Lily, aged 8, enjoyed her visit, saying: "We had fun with the residents playing bingo. We got to know each other better at the same time.”

Robyn, age 9, added: "It's good for the older people as they can be lonely and it's good for young people to learn about the community around us.”

Erin, age 5, made a picture for two elderly ladies and said: “We wanted to help them have fun again with us, as their own children are now grown up."

Emily Pimm is the Deputy Care Home Manager at John Wills House and can see the benefit of the interaction between the generations: 

“The residents have been looking forward to this a lot. I think it helps having different interaction, especially if they are feeling low. You see lots of improvement in mobility and if they are feeling better, they drink and eat more too and have an improved sense of well being. It benefits the children to have that interaction, learning from people who’ve had lots of experience of life and history and have lots of skills too,” she said.
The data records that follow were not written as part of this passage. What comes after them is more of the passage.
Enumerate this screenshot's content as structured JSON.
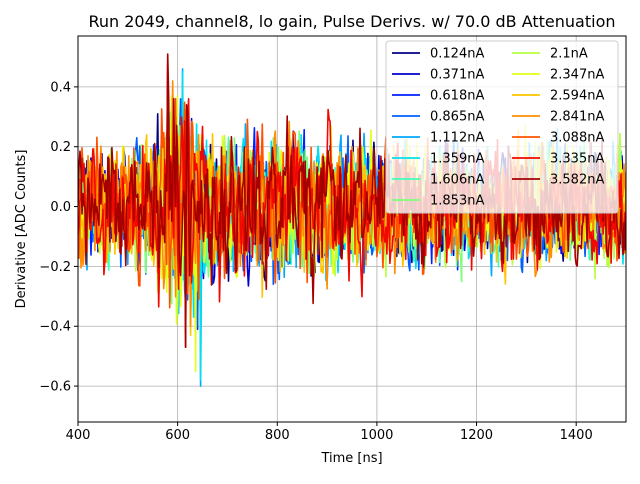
{
  "chart_data": {
    "type": "line",
    "title": "Run 2049, channel8, lo gain, Pulse Derivs. w/ 70.0 dB Attenuation",
    "xlabel": "Time [ns]",
    "ylabel": "Derivative [ADC Counts]",
    "xlim": [
      400,
      1500
    ],
    "ylim": [
      -0.72,
      0.57
    ],
    "xticks": [
      400,
      600,
      800,
      1000,
      1200,
      1400
    ],
    "xtick_labels": [
      "400",
      "600",
      "800",
      "1000",
      "1200",
      "1400"
    ],
    "yticks": [
      0.4,
      0.2,
      0.0,
      -0.2,
      -0.4,
      -0.6
    ],
    "ytick_labels": [
      "0.4",
      "0.2",
      "0.0",
      "−0.2",
      "−0.4",
      "−0.6"
    ],
    "grid": true,
    "legend_position": "top-right",
    "legend_columns": 2,
    "x_step": 2,
    "series": [
      {
        "name": "0.124nA",
        "color": "#000080",
        "peak_time": 600,
        "amplitude": 0.2,
        "min": -0.37,
        "max": 0.31
      },
      {
        "name": "0.371nA",
        "color": "#0000cd",
        "peak_time": 610,
        "amplitude": 0.2,
        "min": -0.42,
        "max": 0.3
      },
      {
        "name": "0.618nA",
        "color": "#0022ff",
        "peak_time": 615,
        "amplitude": 0.21,
        "min": -0.41,
        "max": 0.32
      },
      {
        "name": "0.865nA",
        "color": "#0060ff",
        "peak_time": 615,
        "amplitude": 0.21,
        "min": -0.4,
        "max": 0.36
      },
      {
        "name": "1.112nA",
        "color": "#00a8ff",
        "peak_time": 620,
        "amplitude": 0.22,
        "min": -0.6,
        "max": 0.46
      },
      {
        "name": "1.359nA",
        "color": "#00e0f0",
        "peak_time": 620,
        "amplitude": 0.22,
        "min": -0.58,
        "max": 0.45
      },
      {
        "name": "1.606nA",
        "color": "#40ffb7",
        "peak_time": 600,
        "amplitude": 0.22,
        "min": -0.38,
        "max": 0.34
      },
      {
        "name": "1.853nA",
        "color": "#7dff7a",
        "peak_time": 600,
        "amplitude": 0.22,
        "min": -0.4,
        "max": 0.35
      },
      {
        "name": "2.1nA",
        "color": "#b7ff40",
        "peak_time": 600,
        "amplitude": 0.22,
        "min": -0.4,
        "max": 0.36
      },
      {
        "name": "2.347nA",
        "color": "#e4ff13",
        "peak_time": 610,
        "amplitude": 0.22,
        "min": -0.55,
        "max": 0.37
      },
      {
        "name": "2.594nA",
        "color": "#ffc400",
        "peak_time": 600,
        "amplitude": 0.23,
        "min": -0.43,
        "max": 0.4
      },
      {
        "name": "2.841nA",
        "color": "#ff8d00",
        "peak_time": 600,
        "amplitude": 0.23,
        "min": -0.4,
        "max": 0.42
      },
      {
        "name": "3.088nA",
        "color": "#ff5200",
        "peak_time": 590,
        "amplitude": 0.24,
        "min": -0.42,
        "max": 0.45
      },
      {
        "name": "3.335nA",
        "color": "#f10800",
        "peak_time": 590,
        "amplitude": 0.24,
        "min": -0.47,
        "max": 0.48
      },
      {
        "name": "3.582nA",
        "color": "#a40000",
        "peak_time": 590,
        "amplitude": 0.25,
        "min": -0.47,
        "max": 0.51
      }
    ]
  }
}
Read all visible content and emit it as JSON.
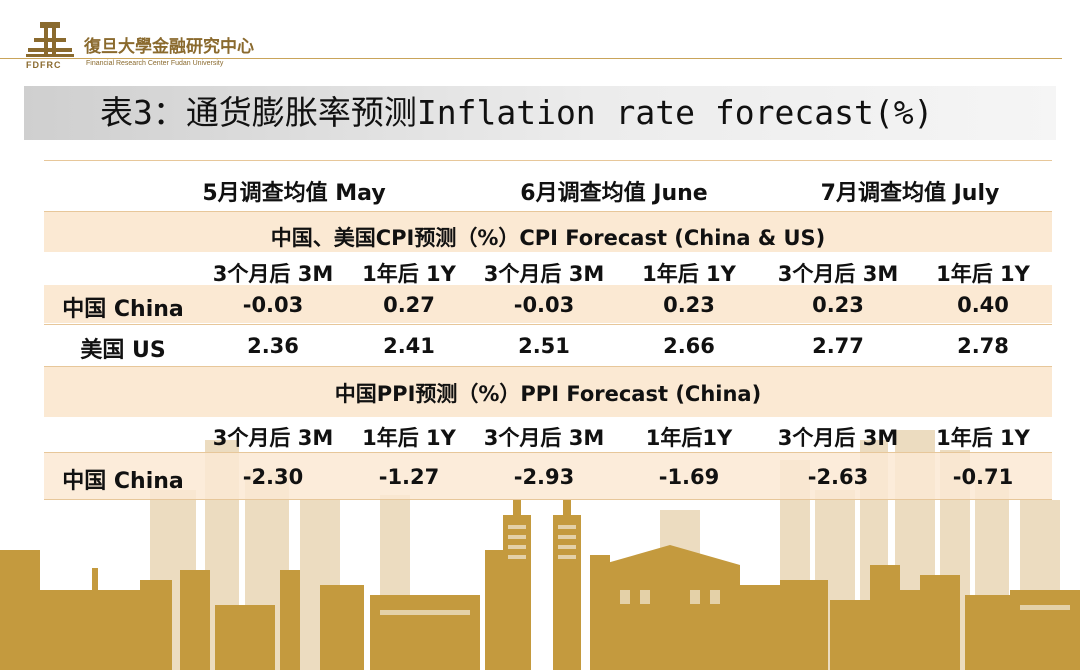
{
  "header": {
    "logo_abbr": "FDFRC",
    "logo_cn": "復旦大學金融研究中心",
    "logo_en": "Financial Research Center Fudan University"
  },
  "title": "表3：通货膨胀率预测Inflation rate forecast(%)",
  "months": [
    "5月调查均值 May",
    "6月调查均值 June",
    "7月调查均值 July"
  ],
  "cpi": {
    "section_title": "中国、美国CPI预测（%）CPI Forecast (China & US)",
    "subheaders": [
      "3个月后 3M",
      "1年后 1Y",
      "3个月后 3M",
      "1年后 1Y",
      "3个月后 3M",
      "1年后 1Y"
    ],
    "rows": [
      {
        "label": "中国 China",
        "values": [
          "-0.03",
          "0.27",
          "-0.03",
          "0.23",
          "0.23",
          "0.40"
        ]
      },
      {
        "label": "美国 US",
        "values": [
          "2.36",
          "2.41",
          "2.51",
          "2.66",
          "2.77",
          "2.78"
        ]
      }
    ]
  },
  "ppi": {
    "section_title": "中国PPI预测（%）PPI Forecast (China)",
    "subheaders": [
      "3个月后 3M",
      "1年后 1Y",
      "3个月后 3M",
      "1年后1Y",
      "3个月后 3M",
      "1年后 1Y"
    ],
    "rows": [
      {
        "label": "中国 China",
        "values": [
          "-2.30",
          "-1.27",
          "-2.93",
          "-1.69",
          "-2.63",
          "-0.71"
        ]
      }
    ]
  },
  "colors": {
    "gold": "#c9a45a",
    "band": "#fbe9d3",
    "skyline_front": "#c49a3e",
    "skyline_back": "#ecdcc0"
  }
}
Headteacher, Richard Bamber commented: “At Westbury Park School we pride ourselves on our community feel. One of the most effective ways we achieve this is through our ‘House Enrichment’ events. Every child from Reception to Year 6 is placed in one of our four houses ‘Dahl, Donaldson, Rosen and Rowling’. Over the course of the year the children will meet in their house teams to take part in various projects. 

“The children thoroughly enjoy these activities and make the most of the opportunity to work together on a project whilst making friends and building community. 

"The children benefit enormously from this experience as they spent time bridging the generation gap by playing games, reading and chatting.”